SURAKARTA, POSNEWS.CO.ID – Berangkat dari kepedulian lingkungan, Kinanti Arum Sedah Mirah sukses membangun Sedhah Corner sebagai UMKM kreatif yang tak hanya mengejar cuan, tetapi juga memberdayakan warga sekitar.
Berlokasi di Surakarta, usaha ini kini berkembang pesat dengan melibatkan masyarakat dalam proses produksi kerajinan tangan berbasis seni serat.
Sedah mengaku, ide usaha muncul karena melihat banyak warga memiliki waktu dan potensi, tetapi minim wadah.
Karena itu, ia langsung mengajak mereka berkarya.
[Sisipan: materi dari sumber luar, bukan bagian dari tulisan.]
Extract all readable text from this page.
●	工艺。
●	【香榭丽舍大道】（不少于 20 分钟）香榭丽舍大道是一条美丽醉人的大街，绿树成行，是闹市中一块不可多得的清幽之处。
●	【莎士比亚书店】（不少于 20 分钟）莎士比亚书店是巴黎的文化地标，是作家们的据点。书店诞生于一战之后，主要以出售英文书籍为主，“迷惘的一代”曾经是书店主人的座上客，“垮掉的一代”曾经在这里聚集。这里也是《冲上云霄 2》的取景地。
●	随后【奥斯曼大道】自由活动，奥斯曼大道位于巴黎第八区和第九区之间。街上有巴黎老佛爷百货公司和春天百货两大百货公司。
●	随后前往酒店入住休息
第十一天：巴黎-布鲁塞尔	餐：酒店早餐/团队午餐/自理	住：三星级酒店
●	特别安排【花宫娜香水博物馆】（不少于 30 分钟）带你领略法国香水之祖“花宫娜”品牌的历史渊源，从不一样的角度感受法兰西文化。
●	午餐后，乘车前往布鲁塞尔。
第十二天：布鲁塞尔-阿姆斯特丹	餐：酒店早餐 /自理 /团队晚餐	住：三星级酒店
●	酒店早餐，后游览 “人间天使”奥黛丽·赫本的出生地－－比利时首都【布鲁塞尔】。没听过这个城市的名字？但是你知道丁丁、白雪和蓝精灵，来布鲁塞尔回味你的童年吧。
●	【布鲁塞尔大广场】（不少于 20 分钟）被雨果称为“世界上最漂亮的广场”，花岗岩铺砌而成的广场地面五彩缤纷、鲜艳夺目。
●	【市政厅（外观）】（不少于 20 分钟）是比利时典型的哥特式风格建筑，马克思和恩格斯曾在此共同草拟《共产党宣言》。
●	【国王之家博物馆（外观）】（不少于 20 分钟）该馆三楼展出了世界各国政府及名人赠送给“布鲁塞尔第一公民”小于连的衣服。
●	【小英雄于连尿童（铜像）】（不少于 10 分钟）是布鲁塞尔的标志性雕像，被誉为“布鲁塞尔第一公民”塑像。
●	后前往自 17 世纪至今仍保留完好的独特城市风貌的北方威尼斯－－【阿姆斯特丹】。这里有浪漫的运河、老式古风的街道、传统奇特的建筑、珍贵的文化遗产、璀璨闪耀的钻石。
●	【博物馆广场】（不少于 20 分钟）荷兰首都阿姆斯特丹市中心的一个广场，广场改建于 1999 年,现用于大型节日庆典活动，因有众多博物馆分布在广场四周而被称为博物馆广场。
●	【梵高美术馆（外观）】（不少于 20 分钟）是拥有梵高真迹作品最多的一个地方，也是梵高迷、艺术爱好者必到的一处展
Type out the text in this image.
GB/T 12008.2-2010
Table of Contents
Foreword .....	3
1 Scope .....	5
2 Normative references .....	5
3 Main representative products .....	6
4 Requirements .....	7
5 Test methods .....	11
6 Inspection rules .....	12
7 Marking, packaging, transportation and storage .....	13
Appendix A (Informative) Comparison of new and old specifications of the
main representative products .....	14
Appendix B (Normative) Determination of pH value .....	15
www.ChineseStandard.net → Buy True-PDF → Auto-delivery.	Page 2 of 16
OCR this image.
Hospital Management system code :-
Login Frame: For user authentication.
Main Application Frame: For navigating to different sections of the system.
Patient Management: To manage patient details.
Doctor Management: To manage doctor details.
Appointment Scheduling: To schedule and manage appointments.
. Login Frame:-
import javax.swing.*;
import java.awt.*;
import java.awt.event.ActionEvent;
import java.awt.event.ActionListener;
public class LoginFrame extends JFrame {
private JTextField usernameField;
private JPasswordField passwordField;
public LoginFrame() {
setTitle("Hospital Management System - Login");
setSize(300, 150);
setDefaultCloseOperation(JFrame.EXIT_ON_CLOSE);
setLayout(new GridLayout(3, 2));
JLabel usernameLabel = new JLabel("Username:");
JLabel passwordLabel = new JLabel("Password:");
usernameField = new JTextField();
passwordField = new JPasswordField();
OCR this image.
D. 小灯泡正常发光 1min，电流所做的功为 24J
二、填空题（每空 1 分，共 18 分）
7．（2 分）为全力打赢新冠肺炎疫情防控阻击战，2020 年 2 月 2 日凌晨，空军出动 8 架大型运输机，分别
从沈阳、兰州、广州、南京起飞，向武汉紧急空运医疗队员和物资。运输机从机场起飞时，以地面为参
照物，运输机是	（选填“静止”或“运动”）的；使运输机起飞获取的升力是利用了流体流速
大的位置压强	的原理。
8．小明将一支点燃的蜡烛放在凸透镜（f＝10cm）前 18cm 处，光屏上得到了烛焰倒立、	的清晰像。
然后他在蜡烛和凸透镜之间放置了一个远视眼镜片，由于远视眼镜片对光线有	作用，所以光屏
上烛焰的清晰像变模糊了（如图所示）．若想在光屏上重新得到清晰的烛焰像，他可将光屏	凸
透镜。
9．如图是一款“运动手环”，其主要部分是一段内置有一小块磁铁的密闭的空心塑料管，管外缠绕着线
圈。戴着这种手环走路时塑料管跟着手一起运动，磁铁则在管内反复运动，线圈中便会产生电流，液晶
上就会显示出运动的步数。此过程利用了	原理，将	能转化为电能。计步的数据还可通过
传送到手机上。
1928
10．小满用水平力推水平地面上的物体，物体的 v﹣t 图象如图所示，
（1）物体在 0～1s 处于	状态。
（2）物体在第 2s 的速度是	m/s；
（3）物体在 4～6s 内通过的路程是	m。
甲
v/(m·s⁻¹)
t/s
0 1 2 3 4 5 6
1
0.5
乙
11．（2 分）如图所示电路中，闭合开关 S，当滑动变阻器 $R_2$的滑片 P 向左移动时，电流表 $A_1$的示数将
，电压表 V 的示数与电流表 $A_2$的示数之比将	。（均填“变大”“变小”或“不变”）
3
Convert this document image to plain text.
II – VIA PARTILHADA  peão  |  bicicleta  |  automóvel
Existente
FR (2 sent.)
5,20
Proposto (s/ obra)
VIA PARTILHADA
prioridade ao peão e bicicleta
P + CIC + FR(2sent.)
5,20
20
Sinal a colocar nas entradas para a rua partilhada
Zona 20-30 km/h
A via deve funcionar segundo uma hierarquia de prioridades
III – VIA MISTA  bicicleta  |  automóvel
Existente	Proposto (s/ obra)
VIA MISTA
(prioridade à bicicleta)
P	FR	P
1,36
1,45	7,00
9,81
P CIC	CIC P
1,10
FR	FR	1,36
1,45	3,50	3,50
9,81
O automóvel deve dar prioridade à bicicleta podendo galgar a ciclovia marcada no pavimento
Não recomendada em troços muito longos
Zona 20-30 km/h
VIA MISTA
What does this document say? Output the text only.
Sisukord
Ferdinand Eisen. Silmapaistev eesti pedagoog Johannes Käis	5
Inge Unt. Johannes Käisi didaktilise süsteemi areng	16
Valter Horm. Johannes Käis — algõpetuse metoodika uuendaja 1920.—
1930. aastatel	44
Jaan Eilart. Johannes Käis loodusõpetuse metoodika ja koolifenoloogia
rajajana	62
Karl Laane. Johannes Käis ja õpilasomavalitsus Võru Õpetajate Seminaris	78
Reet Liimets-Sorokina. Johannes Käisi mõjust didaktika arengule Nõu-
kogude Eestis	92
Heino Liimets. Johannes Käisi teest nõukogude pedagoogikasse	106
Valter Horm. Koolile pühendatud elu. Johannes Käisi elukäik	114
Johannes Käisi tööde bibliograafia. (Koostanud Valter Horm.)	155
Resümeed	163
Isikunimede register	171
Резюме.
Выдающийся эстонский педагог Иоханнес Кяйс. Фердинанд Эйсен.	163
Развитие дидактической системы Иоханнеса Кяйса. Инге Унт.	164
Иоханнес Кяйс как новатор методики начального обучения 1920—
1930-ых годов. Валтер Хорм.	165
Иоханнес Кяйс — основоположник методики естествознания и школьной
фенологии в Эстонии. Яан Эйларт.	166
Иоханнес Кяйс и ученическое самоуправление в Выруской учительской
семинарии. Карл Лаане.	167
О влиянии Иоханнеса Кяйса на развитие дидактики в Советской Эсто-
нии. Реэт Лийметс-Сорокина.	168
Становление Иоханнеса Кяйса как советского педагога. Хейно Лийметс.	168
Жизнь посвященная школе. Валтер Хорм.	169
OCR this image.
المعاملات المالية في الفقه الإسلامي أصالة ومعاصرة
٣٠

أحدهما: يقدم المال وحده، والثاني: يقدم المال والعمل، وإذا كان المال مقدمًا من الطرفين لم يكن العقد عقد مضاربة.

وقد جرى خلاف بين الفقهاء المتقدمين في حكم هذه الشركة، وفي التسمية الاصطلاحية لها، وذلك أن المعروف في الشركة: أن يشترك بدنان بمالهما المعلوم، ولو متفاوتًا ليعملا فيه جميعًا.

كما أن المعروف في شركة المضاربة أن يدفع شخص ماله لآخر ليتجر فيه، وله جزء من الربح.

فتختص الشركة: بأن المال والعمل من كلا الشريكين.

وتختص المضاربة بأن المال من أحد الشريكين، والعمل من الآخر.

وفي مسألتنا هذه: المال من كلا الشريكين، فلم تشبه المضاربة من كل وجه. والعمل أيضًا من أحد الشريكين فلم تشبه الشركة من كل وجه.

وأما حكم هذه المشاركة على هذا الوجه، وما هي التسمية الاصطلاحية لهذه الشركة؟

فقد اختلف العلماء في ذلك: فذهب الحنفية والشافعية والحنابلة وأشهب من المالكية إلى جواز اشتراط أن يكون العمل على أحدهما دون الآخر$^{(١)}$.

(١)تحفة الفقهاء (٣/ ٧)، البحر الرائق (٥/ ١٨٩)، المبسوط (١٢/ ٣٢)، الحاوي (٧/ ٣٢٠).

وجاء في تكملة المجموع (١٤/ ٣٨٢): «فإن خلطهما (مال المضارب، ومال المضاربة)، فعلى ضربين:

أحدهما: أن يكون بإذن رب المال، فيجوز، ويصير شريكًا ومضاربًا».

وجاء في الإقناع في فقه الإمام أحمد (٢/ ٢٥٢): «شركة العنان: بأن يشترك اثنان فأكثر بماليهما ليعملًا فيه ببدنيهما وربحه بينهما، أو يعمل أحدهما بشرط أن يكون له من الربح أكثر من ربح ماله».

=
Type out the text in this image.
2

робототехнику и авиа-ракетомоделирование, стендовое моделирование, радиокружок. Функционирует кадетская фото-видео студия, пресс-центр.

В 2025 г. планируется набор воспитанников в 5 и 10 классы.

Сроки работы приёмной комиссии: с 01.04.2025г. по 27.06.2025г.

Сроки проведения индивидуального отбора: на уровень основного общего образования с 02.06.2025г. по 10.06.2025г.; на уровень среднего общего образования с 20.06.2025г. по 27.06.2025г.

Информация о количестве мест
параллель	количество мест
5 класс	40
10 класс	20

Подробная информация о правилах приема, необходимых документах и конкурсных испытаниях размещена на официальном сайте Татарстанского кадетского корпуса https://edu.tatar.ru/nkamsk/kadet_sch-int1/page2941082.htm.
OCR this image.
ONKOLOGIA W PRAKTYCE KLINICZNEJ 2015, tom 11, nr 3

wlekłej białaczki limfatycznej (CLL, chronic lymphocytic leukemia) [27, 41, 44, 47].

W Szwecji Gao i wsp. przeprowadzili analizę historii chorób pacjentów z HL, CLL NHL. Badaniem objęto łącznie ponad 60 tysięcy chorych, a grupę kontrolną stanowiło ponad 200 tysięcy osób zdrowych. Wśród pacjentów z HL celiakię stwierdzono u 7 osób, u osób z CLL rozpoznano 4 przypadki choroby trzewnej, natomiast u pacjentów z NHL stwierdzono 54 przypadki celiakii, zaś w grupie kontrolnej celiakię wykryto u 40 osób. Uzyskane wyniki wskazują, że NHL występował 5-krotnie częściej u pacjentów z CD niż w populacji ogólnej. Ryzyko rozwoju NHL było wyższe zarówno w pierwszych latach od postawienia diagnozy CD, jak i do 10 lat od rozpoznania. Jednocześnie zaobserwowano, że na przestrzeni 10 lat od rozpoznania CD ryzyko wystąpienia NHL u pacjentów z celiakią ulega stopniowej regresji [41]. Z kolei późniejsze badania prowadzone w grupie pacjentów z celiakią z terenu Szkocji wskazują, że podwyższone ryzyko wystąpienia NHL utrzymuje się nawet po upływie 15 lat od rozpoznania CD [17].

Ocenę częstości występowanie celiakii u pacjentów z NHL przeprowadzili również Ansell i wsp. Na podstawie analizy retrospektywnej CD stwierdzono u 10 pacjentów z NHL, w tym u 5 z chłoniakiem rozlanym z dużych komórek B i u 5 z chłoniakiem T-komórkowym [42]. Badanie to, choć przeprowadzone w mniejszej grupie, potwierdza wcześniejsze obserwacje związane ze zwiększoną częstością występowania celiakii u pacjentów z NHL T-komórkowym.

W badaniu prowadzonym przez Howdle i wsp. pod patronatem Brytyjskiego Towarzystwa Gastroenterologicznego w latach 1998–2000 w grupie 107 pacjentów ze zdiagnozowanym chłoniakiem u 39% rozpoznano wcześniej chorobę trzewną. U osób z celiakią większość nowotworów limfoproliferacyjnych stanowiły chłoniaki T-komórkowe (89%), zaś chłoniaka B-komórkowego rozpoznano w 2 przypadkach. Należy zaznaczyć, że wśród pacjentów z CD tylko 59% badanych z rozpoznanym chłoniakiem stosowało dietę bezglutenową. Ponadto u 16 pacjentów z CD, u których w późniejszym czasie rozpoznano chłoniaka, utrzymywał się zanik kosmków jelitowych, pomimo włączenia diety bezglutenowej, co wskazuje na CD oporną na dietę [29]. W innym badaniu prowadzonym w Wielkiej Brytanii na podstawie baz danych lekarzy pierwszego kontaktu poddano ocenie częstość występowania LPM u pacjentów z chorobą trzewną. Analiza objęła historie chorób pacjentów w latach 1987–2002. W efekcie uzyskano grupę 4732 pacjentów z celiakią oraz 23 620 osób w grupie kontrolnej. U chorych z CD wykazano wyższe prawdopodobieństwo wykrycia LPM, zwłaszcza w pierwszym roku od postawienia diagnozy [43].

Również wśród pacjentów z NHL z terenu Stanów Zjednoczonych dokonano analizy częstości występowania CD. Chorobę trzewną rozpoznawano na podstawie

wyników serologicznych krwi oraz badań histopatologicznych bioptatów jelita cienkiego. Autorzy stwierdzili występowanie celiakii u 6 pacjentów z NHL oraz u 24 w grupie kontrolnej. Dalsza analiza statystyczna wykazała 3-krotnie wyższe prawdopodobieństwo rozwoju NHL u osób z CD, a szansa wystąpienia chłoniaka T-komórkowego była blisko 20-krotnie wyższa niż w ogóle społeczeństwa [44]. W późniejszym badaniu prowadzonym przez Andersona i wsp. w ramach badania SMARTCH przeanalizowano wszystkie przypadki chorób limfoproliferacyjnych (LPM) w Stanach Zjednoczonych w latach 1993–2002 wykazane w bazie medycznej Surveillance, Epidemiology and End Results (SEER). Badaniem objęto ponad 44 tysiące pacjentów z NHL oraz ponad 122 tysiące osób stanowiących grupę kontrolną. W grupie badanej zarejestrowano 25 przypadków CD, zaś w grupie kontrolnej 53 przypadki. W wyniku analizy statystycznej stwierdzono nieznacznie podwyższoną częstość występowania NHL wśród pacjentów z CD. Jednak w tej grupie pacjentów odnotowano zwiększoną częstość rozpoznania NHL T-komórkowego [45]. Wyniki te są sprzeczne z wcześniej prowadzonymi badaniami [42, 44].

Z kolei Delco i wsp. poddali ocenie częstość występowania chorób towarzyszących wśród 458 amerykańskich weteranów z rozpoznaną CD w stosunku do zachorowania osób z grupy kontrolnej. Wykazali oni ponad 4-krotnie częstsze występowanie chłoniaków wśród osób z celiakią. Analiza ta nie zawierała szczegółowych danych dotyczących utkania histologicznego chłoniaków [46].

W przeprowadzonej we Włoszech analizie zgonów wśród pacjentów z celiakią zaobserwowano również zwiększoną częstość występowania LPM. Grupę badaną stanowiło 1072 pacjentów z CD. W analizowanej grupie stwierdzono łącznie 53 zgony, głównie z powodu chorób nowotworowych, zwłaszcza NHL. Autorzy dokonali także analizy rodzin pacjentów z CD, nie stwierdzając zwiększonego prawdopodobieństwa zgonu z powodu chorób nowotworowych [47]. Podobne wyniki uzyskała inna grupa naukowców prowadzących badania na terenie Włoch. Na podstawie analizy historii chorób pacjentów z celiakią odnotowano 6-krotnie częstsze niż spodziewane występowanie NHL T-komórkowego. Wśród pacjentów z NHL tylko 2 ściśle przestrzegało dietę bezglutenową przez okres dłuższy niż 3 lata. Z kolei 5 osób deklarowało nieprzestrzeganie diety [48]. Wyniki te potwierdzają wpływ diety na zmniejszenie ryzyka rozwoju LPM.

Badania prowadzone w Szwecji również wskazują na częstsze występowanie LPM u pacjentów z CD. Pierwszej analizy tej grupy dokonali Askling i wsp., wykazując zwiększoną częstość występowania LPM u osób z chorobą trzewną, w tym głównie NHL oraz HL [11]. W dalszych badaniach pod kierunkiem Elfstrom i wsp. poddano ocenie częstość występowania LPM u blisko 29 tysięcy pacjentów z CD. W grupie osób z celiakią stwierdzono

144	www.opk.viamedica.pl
Hasilnya, terbentuk tim produksi dari lingkungan sekitar rumahnya.
“Awalnya ingin bikin warga lebih produktif. Akhirnya jadi tim Sedhah Corner,” ujarnya.
Konsisten Sejak SMA, Andalkan Produk Handmade Unik
Sejak berdiri pada 2019 saat masih SMA, Sedhah Corner fokus memproduksi kerajinan handmade seperti makrame dan rajut.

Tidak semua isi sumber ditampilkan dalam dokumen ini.